Despite low mortgage rates and a strong job market, existing-home sales fell to a seasonally adjusted annual rate of 5.27 million in June, down 1.7% compared with May and down 2.2% compared with June 2018, according to the National Association of Realtors (NAR).
Regionally, existing-home sales increased 1.5% in the Northeast and 1.6% in the Midwest but fell 3.4% in the South and 3.5% in the West, compared with May.
Sales in all four regions were lower compared to one year earlier.
In May, existing-home sales increased 2.5% compared with April.
Lack of supply and low consumer confidence in the housing market continue to be the main factors holding back home sales in June.
“Home sales are running at a pace similar to 2015 levels – even with exceptionally low mortgage rates, a record number of jobs and a record high net worth in the country,” says Lawrence Yun, chief economist for NAR, in a statement. “Imbalance persists for mid-to-lower priced homes with solid demand and insufficient supply, which is consequently pushing up home prices.”
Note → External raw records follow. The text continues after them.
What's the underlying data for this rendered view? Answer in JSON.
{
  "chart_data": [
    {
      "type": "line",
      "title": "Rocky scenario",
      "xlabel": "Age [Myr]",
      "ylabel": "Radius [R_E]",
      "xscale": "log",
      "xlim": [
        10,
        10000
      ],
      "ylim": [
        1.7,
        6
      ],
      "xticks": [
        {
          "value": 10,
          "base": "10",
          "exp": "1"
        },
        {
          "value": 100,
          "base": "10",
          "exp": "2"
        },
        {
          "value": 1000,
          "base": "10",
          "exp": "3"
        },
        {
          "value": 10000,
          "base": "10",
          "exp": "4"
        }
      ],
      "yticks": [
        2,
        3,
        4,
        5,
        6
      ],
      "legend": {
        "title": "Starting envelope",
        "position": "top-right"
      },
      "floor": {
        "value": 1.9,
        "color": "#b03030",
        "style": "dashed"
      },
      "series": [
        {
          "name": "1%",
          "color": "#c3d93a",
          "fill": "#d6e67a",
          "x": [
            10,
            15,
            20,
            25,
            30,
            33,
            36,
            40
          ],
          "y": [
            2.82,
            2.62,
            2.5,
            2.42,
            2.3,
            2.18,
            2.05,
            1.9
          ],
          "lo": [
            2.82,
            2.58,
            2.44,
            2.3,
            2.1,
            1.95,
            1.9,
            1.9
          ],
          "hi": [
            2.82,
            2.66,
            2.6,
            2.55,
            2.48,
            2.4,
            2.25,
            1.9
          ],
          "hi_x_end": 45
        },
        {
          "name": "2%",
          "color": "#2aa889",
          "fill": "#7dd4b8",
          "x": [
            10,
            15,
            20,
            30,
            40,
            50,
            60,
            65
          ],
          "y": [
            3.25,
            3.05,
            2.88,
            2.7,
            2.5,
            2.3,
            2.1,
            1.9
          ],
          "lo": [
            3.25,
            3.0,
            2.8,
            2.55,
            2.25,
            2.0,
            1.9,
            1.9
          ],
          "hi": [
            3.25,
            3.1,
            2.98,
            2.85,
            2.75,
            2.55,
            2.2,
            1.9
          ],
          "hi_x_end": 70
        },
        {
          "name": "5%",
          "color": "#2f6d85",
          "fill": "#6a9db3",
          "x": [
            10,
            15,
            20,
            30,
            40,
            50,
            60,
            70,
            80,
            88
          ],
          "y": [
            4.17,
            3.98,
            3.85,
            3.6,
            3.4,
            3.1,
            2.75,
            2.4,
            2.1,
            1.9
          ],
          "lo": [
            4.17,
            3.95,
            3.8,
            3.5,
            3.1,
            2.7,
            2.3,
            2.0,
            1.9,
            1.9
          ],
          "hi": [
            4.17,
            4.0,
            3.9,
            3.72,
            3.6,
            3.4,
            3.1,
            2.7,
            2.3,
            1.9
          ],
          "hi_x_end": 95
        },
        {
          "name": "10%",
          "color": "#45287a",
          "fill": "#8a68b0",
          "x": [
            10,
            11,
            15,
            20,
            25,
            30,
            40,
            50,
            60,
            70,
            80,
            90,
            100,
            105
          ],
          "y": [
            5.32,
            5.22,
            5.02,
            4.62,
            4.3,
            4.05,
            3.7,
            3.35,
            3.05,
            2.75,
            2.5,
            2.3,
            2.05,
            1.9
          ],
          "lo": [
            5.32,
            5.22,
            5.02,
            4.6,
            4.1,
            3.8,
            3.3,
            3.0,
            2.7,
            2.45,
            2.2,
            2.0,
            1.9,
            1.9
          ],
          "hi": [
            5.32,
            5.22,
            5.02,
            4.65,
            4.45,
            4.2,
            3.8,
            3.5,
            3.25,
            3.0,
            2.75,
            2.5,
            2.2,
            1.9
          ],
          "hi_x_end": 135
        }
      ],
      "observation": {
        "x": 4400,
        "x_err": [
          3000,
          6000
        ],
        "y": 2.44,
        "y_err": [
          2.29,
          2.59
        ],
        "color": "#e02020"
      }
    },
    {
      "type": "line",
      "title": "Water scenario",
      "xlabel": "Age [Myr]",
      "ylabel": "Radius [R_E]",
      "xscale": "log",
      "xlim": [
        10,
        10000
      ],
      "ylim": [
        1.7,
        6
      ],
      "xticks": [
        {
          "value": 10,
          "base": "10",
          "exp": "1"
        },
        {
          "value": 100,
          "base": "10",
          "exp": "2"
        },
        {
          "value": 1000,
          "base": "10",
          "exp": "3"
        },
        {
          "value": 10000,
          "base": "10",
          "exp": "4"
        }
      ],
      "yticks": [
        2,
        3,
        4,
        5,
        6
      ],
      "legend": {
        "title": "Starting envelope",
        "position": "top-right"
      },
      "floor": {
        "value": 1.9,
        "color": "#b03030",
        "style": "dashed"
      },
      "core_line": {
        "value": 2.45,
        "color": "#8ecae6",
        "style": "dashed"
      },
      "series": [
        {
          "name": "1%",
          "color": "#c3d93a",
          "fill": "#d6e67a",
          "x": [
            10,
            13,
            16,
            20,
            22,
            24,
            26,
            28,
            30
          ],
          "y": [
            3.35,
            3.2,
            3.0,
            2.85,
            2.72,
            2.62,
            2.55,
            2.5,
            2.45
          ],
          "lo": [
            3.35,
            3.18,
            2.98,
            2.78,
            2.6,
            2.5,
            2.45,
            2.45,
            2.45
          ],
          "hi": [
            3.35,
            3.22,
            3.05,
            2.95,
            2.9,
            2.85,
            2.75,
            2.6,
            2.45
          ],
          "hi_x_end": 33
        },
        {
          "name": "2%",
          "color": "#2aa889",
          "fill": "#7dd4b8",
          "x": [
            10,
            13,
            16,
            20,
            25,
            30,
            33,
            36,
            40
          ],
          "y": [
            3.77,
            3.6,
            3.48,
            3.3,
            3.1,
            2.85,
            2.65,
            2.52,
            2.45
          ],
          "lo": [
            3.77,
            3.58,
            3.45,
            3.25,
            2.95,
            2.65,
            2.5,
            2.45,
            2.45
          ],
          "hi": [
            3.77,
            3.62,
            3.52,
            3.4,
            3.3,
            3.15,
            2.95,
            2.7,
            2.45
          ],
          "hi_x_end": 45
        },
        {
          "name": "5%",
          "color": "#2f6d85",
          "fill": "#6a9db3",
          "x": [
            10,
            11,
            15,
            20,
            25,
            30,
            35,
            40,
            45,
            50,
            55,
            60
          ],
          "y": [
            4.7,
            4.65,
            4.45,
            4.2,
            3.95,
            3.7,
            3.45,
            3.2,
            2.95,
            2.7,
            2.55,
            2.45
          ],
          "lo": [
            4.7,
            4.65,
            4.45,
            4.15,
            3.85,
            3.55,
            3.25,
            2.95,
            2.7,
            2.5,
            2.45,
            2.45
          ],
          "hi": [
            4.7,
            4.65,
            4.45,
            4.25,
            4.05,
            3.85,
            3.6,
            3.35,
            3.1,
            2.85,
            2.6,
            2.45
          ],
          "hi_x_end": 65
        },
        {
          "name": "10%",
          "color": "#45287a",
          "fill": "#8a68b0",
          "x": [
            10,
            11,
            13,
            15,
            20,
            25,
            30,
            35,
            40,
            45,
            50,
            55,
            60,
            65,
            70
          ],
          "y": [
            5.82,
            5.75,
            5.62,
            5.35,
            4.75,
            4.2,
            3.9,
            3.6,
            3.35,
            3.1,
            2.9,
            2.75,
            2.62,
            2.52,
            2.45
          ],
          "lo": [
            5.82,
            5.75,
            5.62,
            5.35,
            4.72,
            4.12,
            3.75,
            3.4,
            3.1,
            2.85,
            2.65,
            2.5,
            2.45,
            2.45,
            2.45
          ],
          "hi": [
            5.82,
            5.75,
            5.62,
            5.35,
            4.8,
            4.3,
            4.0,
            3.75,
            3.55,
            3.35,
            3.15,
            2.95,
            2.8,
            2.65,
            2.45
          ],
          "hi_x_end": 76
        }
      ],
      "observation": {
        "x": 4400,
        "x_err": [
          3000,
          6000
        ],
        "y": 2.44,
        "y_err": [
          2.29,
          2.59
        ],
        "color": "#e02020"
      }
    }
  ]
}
Yun says other factors could be contributing to the low number of sales.
“Either a strong pent-up demand will show in the upcoming months, or there is a lack of confidence that is keeping buyers from this major expenditure,” he says. “It’s too soon to know how much of a pullback is related to the reduction in the homeowner tax incentive.”
The median existing-home price for all housing types in June reached an all-time high of $285,700, up 4.3% from $273,800 in June 2018.
Total inventory at the end of June increased to 1.93 million, up from 1.91 million existing-homes available for sale in May, but unchanged from the level of one year ago.
Unsold inventory was at a 4.4-month supply, up from the 4.3 month supply recorded in both May and in June 2018.
Properties typically remained on the market for 27 days in June, up from 26 days in May and in June of 2018.
Fifty-six percent of homes sold in June were on the market for less than a month.
First-time buyers represented 35% of sales in June, up from 32% the month prior and up from the 31% in June 2018.
Distressed sales represented 2% of sales in June, unchanged from May but down from 3% in June 2018.
Less than 1% of June 2019 sales were short sales.